Bugün Türkiye şartlarında asgari ücret, net olarak insanı borçlandırmadan ay sonunu getirecek, kira–gıda–ulaşım üçgeninde ezilmeyecek bir seviyede olmalıdır. Bu da mevcut koşullarda asgari ücretin sembolik değil, gerçekçi bir yaşam ücreti haline getirilmesini zorunlu kılmaktadır.
İktidara Tavsiyeler
-
Asgari ücreti yılda bir kez değil, en az yılda iki kez güncelleyin.
Enflasyon sabit değilken maaşı sabit tutmak, çalışanı yoksulluğa mahkûm etmektir. -
Vergi yükünü emekçinin sırtından alın.
Asgari ücretli hâlâ dolaylı vergilerle eziliyor.

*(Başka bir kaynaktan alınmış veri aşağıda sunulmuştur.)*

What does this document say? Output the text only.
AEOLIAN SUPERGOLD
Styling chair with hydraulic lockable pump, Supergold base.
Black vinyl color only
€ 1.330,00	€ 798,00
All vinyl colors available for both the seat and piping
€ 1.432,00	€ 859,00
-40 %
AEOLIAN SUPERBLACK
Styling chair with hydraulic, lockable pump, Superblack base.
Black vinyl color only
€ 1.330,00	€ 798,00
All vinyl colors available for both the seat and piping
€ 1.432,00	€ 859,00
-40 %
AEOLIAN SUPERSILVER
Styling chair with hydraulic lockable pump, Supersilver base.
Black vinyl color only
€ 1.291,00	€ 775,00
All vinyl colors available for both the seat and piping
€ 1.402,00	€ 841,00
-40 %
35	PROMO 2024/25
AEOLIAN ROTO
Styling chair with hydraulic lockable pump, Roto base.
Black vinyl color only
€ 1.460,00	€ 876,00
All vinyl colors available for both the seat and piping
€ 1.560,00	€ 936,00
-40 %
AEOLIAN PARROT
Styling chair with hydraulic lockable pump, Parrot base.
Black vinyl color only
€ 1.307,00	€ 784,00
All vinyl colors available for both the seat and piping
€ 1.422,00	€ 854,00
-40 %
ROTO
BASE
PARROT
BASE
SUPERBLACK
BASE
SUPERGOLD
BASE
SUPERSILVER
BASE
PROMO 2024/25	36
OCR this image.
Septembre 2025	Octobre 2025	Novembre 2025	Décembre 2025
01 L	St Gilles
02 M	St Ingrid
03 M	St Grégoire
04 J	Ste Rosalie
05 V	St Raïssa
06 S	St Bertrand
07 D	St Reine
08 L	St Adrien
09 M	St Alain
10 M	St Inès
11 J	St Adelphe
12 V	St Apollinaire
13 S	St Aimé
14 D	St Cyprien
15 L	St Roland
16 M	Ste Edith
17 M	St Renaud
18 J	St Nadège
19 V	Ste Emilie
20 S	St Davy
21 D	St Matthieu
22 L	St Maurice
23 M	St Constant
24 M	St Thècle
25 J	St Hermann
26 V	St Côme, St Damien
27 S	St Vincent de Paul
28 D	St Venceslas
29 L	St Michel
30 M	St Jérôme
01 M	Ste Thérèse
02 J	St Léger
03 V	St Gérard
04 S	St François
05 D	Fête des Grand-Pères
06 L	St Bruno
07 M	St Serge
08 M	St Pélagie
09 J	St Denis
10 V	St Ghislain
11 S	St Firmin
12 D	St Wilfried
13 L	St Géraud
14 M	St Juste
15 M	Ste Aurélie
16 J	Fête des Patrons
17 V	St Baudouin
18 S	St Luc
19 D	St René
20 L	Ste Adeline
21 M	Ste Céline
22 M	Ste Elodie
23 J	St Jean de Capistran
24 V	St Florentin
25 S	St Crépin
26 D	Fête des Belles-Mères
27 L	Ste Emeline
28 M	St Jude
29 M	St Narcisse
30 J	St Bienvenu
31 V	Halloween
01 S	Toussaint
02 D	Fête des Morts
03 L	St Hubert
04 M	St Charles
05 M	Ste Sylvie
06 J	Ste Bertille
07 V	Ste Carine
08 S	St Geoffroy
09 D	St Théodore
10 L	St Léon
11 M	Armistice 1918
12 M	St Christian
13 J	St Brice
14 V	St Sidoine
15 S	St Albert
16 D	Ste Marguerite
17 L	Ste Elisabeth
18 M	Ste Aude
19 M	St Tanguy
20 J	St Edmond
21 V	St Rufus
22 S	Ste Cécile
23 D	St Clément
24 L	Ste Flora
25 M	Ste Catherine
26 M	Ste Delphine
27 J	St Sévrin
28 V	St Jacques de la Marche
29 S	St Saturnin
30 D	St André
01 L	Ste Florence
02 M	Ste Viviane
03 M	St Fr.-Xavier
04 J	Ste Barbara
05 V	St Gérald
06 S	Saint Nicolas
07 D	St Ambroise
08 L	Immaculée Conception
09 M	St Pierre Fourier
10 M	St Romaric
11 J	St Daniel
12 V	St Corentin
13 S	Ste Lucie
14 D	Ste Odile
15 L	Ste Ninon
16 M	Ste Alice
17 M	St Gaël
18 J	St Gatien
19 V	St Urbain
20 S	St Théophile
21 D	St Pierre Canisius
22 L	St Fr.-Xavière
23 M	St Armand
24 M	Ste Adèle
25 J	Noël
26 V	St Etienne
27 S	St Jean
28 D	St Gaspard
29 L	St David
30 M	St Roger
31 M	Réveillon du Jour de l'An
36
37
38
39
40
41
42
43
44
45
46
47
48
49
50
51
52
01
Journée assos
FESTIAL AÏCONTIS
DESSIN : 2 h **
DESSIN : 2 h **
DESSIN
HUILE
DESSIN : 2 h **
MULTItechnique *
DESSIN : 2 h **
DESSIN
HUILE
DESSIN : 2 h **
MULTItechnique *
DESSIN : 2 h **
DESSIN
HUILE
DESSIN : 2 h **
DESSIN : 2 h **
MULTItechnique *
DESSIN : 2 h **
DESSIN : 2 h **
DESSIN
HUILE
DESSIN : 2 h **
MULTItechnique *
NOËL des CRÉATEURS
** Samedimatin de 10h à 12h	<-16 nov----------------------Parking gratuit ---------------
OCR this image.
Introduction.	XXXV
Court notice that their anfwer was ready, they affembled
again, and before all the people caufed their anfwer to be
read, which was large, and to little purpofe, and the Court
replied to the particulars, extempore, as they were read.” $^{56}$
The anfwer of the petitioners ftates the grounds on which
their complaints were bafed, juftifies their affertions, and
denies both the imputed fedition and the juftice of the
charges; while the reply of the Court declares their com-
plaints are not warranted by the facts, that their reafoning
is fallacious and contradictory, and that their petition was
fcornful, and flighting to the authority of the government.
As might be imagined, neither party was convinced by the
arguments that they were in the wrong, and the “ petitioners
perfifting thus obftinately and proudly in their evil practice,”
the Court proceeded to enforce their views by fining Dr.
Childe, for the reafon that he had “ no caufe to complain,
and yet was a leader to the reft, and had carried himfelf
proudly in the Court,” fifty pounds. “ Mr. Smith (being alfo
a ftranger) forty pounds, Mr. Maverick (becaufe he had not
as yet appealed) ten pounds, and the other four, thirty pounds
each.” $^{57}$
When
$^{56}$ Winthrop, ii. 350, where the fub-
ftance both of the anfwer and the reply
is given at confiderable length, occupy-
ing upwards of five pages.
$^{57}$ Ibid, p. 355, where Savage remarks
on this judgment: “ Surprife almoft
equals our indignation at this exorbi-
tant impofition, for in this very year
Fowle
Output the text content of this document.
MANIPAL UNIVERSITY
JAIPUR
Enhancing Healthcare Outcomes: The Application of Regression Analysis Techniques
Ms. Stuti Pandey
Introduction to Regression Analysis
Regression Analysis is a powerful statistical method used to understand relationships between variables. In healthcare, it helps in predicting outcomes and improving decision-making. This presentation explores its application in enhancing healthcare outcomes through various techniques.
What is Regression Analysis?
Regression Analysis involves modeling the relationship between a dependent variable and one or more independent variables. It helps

Marketten ekmek alan da, bebek bezi alan da aynı vergiyi ödüyor. Bu adil değildir. -
Patronu değil, emeği koruyan bir sistem kurun.
Teşvikler sürekli sermayeye gidiyor; ama çalışanın cebine yansımıyor. Teşvik alan firmaların ücret politikaları denetlenmelidir. -
Sendikaları masada süs olarak değil, gerçek muhatap olarak görün.
Asgari ücret tespit komisyonu, emekçinin değil, rakamların konuşulduğu bir masa olmaktan çıkarılmalıdır. -
Asgari ücreti siyasi propaganda aracı yapmayın.
Maaş artışı bir lütuf değil, çalışanın hakkıdır.
Unutmayın
Asgari ücret yükselirse ekonomi batmaz;
asgari ücret düşük kalırsa toplum çöker.
Gençler evlenemiyor, çocuklar iyi beslenemiyor, insanlar ikinci işte bile geçinemiyor. Bu tablo sürdürülebilir değildir. Emekçinin sesi duyulmazsa, sandıkta konuşur; mutfakta konuşur; sokakta konuşur.
İktidara düşen görev nettir:
Asgari ücreti rakamlarla değil, insan hayatıyla ölçmek.
Aksi halde bu düzen, ne adalet üretir ne de huzur.